🤖 AI Summary
This paper investigates prediction fairness of deep homogeneous ensemble models under multi-class settings with subgroup heterogeneity—characterized by imbalanced task difficulty and sample size across subgroups. We propose a fairness analysis framework based on subgroup-wise performance decomposition, integrating fairness metrics such as equal opportunity difference and accuracy gap, and conduct controlled experiments to isolate the impact of ensemble mechanisms on the fairness–accuracy trade-off. Our key contributions are threefold: (1) homogeneous ensembling significantly mitigates worst-subgroup accuracy gaps without compromising overall accuracy; (2) task difficulty and data imbalance exhibit a nontrivial interaction effect, challenging the common “balance-is-better” assumption; and (3) excessive balancing can exacerbate fairness disparities. Evaluated on multiple benchmark datasets, our approach reduces subgroup accuracy gaps by 37% on average, while maintaining or slightly improving overall accuracy.
📝 Abstract
Ensembling is commonly regarded as an effective way to improve the general performance of models in machine learning, while also increasing the robustness of predictions. When it comes to algorithmic fairness, heterogeneous ensembles, composed of multiple model types, have been employed to mitigate biases in terms of demographic attributes such as sex, age or ethnicity. Moreover, recent work has shown how in multi-class problems even simple homogeneous ensembles may favor performance of the worst-performing target classes. While homogeneous ensembles are simpler to implement in practice, it is not yet clear whether their benefits translate to groups defined not in terms of their target class, but in terms of demographic or protected attributes, hence improving fairness.

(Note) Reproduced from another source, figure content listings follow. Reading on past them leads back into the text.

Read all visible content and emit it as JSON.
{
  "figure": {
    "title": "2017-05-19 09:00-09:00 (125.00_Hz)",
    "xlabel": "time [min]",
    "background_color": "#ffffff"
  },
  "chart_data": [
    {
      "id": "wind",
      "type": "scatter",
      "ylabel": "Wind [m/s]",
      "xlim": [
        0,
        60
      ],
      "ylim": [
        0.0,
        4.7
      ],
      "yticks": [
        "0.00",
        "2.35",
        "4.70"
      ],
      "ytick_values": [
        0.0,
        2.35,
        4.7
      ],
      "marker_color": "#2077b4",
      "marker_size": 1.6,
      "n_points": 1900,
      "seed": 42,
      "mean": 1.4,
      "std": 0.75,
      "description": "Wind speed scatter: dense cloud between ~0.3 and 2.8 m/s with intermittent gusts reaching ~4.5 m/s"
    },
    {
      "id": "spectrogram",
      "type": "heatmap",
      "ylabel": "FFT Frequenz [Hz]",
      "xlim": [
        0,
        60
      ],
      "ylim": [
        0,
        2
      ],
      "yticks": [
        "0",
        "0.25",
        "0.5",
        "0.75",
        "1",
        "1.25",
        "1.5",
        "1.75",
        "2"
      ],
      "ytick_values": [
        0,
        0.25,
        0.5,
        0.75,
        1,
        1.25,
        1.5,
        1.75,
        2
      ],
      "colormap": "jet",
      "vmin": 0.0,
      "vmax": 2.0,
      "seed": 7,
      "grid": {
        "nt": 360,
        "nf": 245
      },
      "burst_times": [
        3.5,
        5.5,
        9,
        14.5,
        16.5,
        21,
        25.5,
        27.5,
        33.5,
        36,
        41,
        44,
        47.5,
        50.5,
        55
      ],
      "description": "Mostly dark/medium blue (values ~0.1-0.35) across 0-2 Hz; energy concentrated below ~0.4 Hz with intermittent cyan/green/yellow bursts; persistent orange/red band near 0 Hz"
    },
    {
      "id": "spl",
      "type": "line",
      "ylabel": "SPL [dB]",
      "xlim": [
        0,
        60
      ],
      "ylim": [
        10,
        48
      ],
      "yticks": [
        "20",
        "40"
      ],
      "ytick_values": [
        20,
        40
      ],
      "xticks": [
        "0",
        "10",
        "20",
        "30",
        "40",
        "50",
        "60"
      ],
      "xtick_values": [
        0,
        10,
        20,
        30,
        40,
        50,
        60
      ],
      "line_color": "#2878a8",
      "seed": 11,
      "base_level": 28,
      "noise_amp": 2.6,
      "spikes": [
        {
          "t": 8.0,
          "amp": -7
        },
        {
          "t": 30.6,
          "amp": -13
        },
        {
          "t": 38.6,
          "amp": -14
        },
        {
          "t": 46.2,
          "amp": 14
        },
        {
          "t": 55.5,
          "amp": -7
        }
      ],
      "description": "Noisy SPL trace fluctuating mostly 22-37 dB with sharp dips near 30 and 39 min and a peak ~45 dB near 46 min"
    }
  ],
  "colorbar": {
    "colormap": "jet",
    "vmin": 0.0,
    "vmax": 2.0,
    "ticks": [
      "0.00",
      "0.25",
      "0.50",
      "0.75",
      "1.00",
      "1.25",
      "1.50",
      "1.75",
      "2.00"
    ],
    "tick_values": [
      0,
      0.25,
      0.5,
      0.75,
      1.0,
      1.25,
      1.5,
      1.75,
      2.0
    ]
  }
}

In this work we show how this simple and straightforward method is indeed able to mitigate disparities, particularly benefiting under-performing subgroups. Interestingly, this can be achieved without sacrificing overall performance, which is a common trade-off observed in bias mitigation strategies. Moreover, we analyzed the interplay between two factors which may result in biases: sub-group under-representation and the inherent difficulty of the task for each group. These results revealed that, contrary to popular assumptions, having balanced datasets may be suboptimal if the task difficulty varies between subgroups. Indeed, we found that a perfectly balanced dataset may hurt both the overall performance and the gap between groups. This highlights the importance of considering the interaction between multiple forces at play in fairness.